Mary thought: I can’t kill myself. They need me. Edward would never forgive me.

She had to go on living. For them. She had to give them the love Edward would not be able to give them. We’re all so needy without Edward. We need one another so terribly. It’s ironic that Edward’s death is harder to bear because we had such a wonderful life together. There are so many more reasons to miss him, so many memories of things that will never happen again. Where are you, God? Are you listening to me? Help me. Please help me.

Ring Lardner said, “Three out of three are going to die, so shut up and deal.” I have to deal. I’m being terribly selfish. I’m behaving badly, as if I’m the only person in the world who is suffering. God isn’t trying to punish me. Life is a cosmic grab bag. At this moment, somewhere in the world, someone is losing a child, skiing down a mountain, having an orgasm, getting a haircut, lying on a bed of pain, singing on a stage, drowning, getting married, starving in a gutter. In the end, aren’t we all that same person? An aeon is a thousand million years, and an aeon ago every atom in our bodies was a part of a star. Pay attention to me, God. We are all a part of your universe, and if we die, part of your universe dies with us.

Edward was everywhere.

He was in the songs Mary heard on the radio, in the hills they had driven through together. He was in bed at her side when she awoke at sunrise.

Got to get up early this morning, honey. I have a hysterectomy and a hip operation.

His voice came to her clearly. She began to talk to him: I’m worried about the children, Edward. They don’t want to go to school. Beth says they’re afraid that when they get home I won’t be here.

Mary went to visit the cemetery every day, standing in the icy air, mourning for what was lost to her forever. But it gave her no comfort. You’re not here, Mary thought. Tell me where you are. Please.

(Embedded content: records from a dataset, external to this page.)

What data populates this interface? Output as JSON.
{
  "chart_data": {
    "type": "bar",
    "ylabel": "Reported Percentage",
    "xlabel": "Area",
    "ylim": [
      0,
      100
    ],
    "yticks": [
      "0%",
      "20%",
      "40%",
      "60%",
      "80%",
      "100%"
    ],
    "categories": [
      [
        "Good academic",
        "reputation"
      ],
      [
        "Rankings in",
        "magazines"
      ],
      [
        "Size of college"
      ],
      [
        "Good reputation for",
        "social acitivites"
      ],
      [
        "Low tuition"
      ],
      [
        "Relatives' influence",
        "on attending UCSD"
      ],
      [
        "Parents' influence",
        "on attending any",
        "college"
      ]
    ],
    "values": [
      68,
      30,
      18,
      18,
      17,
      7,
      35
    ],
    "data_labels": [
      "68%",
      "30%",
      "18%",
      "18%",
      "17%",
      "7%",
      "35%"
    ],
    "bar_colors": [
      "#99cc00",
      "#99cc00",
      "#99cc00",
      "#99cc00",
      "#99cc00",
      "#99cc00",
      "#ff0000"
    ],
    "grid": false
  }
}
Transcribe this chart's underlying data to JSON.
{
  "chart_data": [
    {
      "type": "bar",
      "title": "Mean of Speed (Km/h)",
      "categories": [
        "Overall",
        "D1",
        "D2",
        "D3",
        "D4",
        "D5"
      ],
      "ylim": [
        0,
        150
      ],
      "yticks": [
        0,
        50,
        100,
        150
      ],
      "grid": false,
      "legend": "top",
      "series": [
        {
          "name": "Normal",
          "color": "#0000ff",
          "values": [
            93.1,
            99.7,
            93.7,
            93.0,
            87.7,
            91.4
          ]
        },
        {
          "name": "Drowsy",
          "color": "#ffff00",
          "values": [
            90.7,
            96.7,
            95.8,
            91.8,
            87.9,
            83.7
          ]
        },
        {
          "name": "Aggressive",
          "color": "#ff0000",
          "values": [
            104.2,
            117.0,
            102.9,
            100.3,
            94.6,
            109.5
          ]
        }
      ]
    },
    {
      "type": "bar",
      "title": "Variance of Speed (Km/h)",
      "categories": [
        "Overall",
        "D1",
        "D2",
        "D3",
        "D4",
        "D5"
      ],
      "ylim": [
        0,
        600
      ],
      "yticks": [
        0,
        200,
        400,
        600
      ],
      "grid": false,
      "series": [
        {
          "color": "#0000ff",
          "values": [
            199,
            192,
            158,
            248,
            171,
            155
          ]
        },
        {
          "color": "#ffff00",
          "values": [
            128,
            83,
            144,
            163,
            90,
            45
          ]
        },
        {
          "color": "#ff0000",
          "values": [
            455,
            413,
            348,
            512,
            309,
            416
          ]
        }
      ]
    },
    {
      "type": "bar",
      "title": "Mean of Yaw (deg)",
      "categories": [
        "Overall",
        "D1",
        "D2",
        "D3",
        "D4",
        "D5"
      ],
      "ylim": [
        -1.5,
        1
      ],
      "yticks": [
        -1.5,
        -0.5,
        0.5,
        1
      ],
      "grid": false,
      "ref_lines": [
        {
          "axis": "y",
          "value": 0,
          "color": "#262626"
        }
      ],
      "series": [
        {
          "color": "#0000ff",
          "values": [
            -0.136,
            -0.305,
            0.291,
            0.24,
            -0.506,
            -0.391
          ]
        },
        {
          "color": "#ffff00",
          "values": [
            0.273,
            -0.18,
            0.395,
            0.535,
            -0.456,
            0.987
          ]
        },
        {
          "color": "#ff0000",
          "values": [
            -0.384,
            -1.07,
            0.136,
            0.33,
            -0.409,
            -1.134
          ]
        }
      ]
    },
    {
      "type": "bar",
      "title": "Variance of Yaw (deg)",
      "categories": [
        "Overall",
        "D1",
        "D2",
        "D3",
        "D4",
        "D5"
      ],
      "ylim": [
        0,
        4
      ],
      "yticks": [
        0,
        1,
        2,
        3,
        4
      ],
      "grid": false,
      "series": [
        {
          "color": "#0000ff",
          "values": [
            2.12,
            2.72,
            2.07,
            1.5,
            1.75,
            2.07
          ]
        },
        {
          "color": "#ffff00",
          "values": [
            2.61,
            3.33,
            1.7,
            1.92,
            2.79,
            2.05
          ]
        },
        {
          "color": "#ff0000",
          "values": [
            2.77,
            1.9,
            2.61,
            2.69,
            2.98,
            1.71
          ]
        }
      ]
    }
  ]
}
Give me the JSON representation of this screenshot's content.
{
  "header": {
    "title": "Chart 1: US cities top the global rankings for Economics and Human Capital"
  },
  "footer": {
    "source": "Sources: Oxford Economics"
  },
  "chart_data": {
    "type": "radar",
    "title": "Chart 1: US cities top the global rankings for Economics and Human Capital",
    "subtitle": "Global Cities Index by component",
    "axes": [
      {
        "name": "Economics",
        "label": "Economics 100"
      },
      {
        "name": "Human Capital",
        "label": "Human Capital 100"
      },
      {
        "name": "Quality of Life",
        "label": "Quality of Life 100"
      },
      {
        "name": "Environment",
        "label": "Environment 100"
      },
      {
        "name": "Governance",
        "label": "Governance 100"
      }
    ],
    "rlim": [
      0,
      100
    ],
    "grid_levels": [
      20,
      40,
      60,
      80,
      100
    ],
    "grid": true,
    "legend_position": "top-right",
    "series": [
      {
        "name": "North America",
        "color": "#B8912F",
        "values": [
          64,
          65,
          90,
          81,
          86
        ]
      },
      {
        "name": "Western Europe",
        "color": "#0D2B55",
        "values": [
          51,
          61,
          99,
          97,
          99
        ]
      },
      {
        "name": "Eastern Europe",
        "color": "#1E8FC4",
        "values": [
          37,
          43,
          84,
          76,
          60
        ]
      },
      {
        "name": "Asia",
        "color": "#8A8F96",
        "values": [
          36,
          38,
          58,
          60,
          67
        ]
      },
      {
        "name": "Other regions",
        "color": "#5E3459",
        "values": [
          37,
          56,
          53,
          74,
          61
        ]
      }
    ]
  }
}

She thought of the story by Marguerite Yourcenar, “How Wang-Fô Was Saved.” It was the tale of a Chinese artist condemned to death by his emperor for lying, for creating pictures of a world whose beauty was contradicted by reality. But the artist cheated the emperor by painting a boat and sailing away in it. I want to escape too, Mary thought. I can’t stand it here without you, darling.

Florence and Douglas tried to comfort her. “He’s at peace,” they told Mary. And a hundred other cliches. The easy words of solace, except that there was no solace. Not now. Not ever.